I forget where I read it on the forum but someone said u could use paint thinner as ghost/haze/emulsion remover. Is this true? What kind of paint thinner would that be? I'd like to try it. Thanks. 


Sent from my iPhone using TShirtForums


----------



## macmiller (Jul 23, 2007)

thinner isn't a "hot" enough chemical. Acetone, or xylene would be better, but commercial haze remover is your best bet. Go ahead and spend the money on proper chemicals


----------



## kc6789 (Mar 28, 2010)

Ok so acetone like nail polish remover?100% acetone? It won't dissolve my screens?

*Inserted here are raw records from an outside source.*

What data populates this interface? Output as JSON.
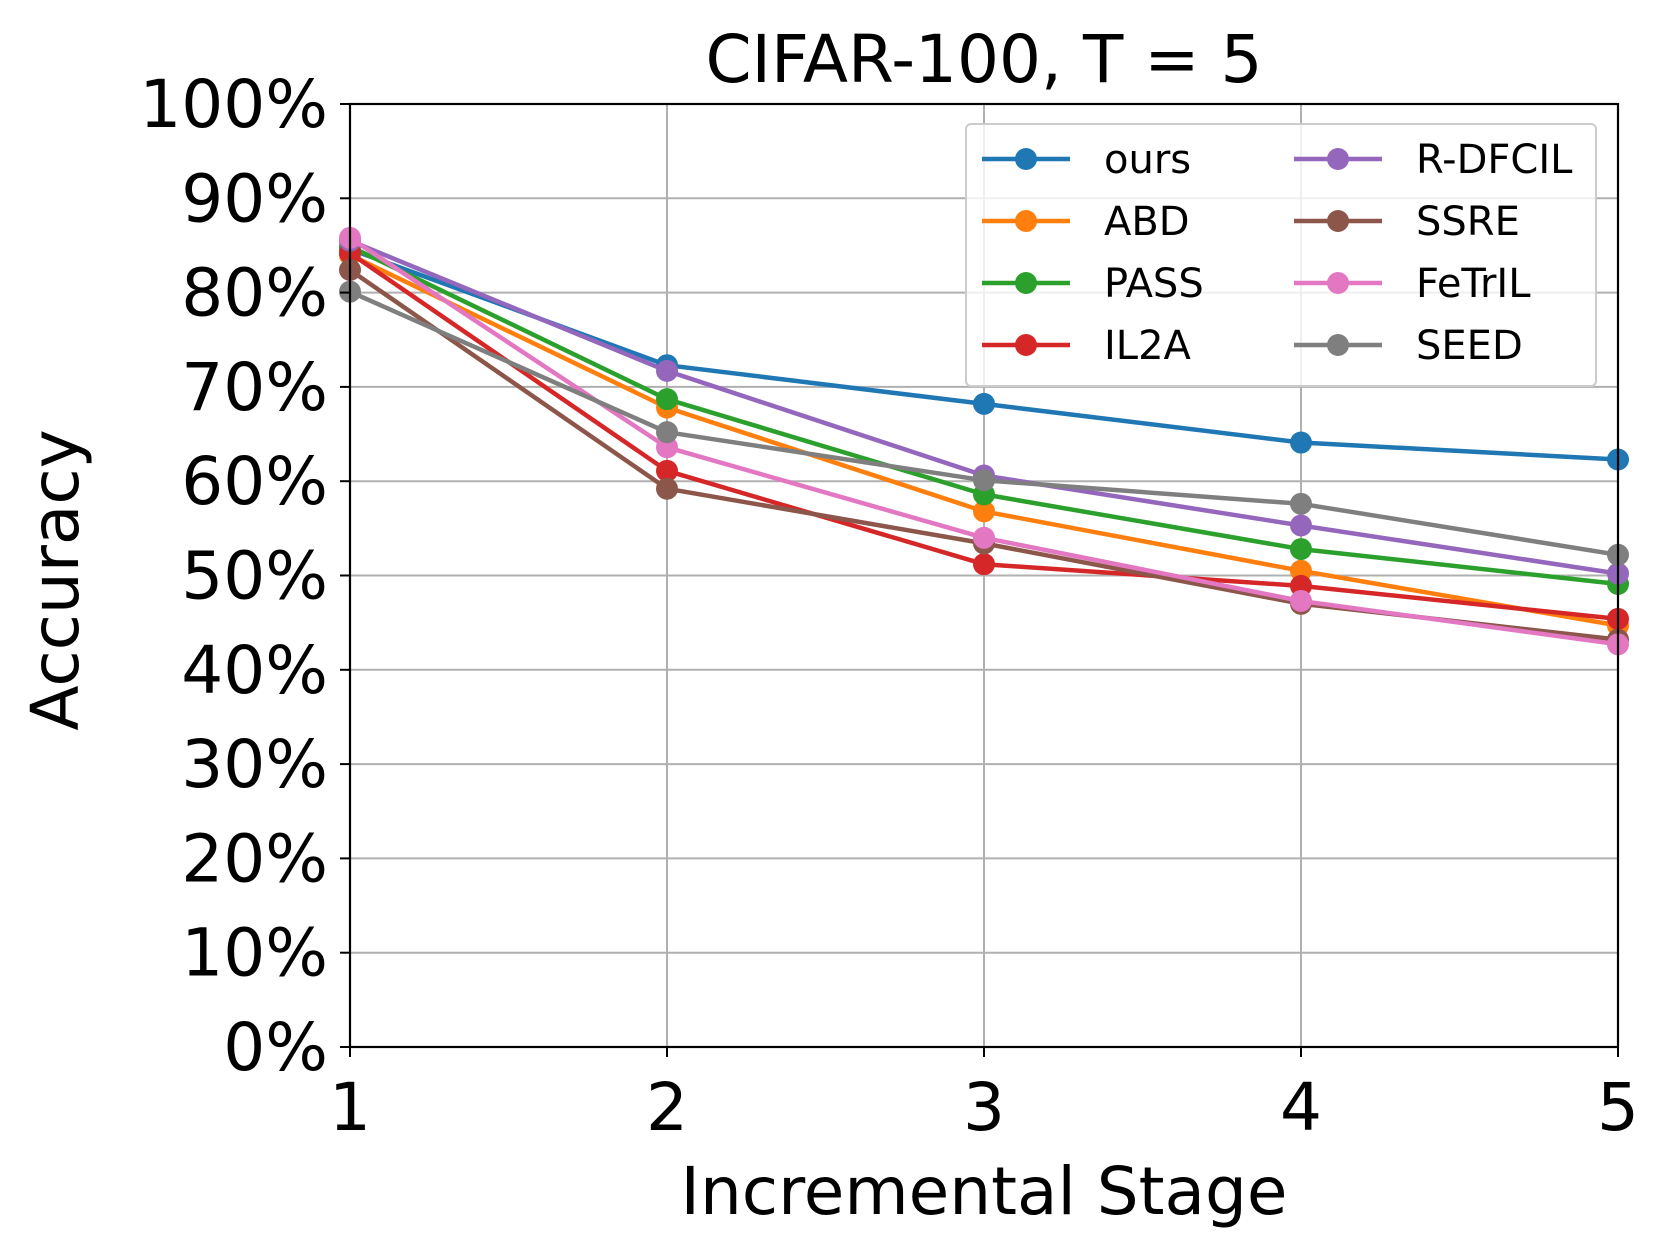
{
  "chart_data": {
    "type": "line",
    "title": "CIFAR-100, T = 5",
    "xlabel": "Incremental Stage",
    "ylabel": "Accuracy",
    "x": [
      1,
      2,
      3,
      4,
      5
    ],
    "x_tick_labels": [
      "1",
      "2",
      "3",
      "4",
      "5"
    ],
    "xlim": [
      1,
      5
    ],
    "ylim": [
      0,
      100
    ],
    "y_ticks": [
      0,
      10,
      20,
      30,
      40,
      50,
      60,
      70,
      80,
      90,
      100
    ],
    "y_tick_labels": [
      "0%",
      "10%",
      "20%",
      "30%",
      "40%",
      "50%",
      "60%",
      "70%",
      "80%",
      "90%",
      "100%"
    ],
    "grid": true,
    "legend_position": "top-right",
    "legend_columns": 2,
    "series": [
      {
        "name": "ours",
        "color": "#1f77b4",
        "values": [
          84.6,
          72.3,
          68.2,
          64.1,
          62.3
        ]
      },
      {
        "name": "ABD",
        "color": "#ff7f0e",
        "values": [
          84.0,
          67.8,
          56.8,
          50.5,
          44.7
        ]
      },
      {
        "name": "PASS",
        "color": "#2ca02c",
        "values": [
          84.9,
          68.7,
          58.6,
          52.8,
          49.1
        ]
      },
      {
        "name": "IL2A",
        "color": "#d62728",
        "values": [
          84.2,
          61.1,
          51.2,
          48.9,
          45.4
        ]
      },
      {
        "name": "R-DFCIL",
        "color": "#9467bd",
        "values": [
          85.5,
          71.7,
          60.6,
          55.3,
          50.2
        ]
      },
      {
        "name": "SSRE",
        "color": "#8c564b",
        "values": [
          82.4,
          59.2,
          53.4,
          47.0,
          43.2
        ]
      },
      {
        "name": "FeTrIL",
        "color": "#e377c2",
        "values": [
          85.8,
          63.6,
          54.0,
          47.3,
          42.7
        ]
      },
      {
        "name": "SEED",
        "color": "#7f7f7f",
        "values": [
          80.1,
          65.2,
          60.1,
          57.6,
          52.2
        ]
      }
    ]
  }
}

Sent from my iPhone using TShirtForums


----------



## zoiko (Oct 21, 2007)

In a time of need you can use bleach as an emulsion remover, But it does not do a good job with ulano QTX, But I have used it on Dual Cure emulsions. But Emulsion remover works way better. I also found that the franmar emulsion remover will take off the emulsion without a pressure washer, that stuff works really nice.


----------



## macmiller (Jul 23, 2007)

kc6789 said:


> Ok so acetone like nail polish remover?100% acetone? It won't dissolve my screens?
> 
> 
> Sent from my iPhone using TShirtForums


no actual acetone, like next to the paint thinner and whatnot at home depot, etc.

i use it all the time, it won't hurt the mesh


----------



## kingscreen (Jul 4, 2008)

Buy proper chemicals. It's more worth your while than to waste time trying to find budget products that _kinda _work. Try Franmar's trial kit. Worth every penny.


----------



## Celtic (Feb 19, 2008)

kingscreen said:


> Buy proper chemicals. It's more worth your while than to waste time trying to find budget products that _kinda _work. Try Franmar's trial kit. Worth every penny.


 
I agree completely. 
Also, they are reasonably priced. Emulsion remover and haze remover do two different actions.
Just like you need ink wash to remove the ink residue from your screens. 

Do it right. It's different if you just want to do it as a hobby, for yourself and for gifts, but when/if you are thinking of doing work for customers and for money, if you cut corners and don't do things the right way, your product suffers, your customers suffer and in the end, you suffer big time. Bad word travels FAST.


----------



## Solmu (Aug 15, 2005)

The wrong chemicals can also be bad for you and bad for the environment. And illegal. Commercial screenprinting products are mostly drain safe and legal. Improvised solutions may or may not be - you'd have to check your local laws and do the research yourself to know whether or not you could have a problem with the EPA, etc.

OSHA would definitely have a problem with it. If it doesn't come with an MSDS, you don't want it in your print room.

If you value your lungs, stick to things that are purpose made.


----------



## Texsource Ronnie (Aug 24, 2010)

Try the rhino 2800, best on the market


----------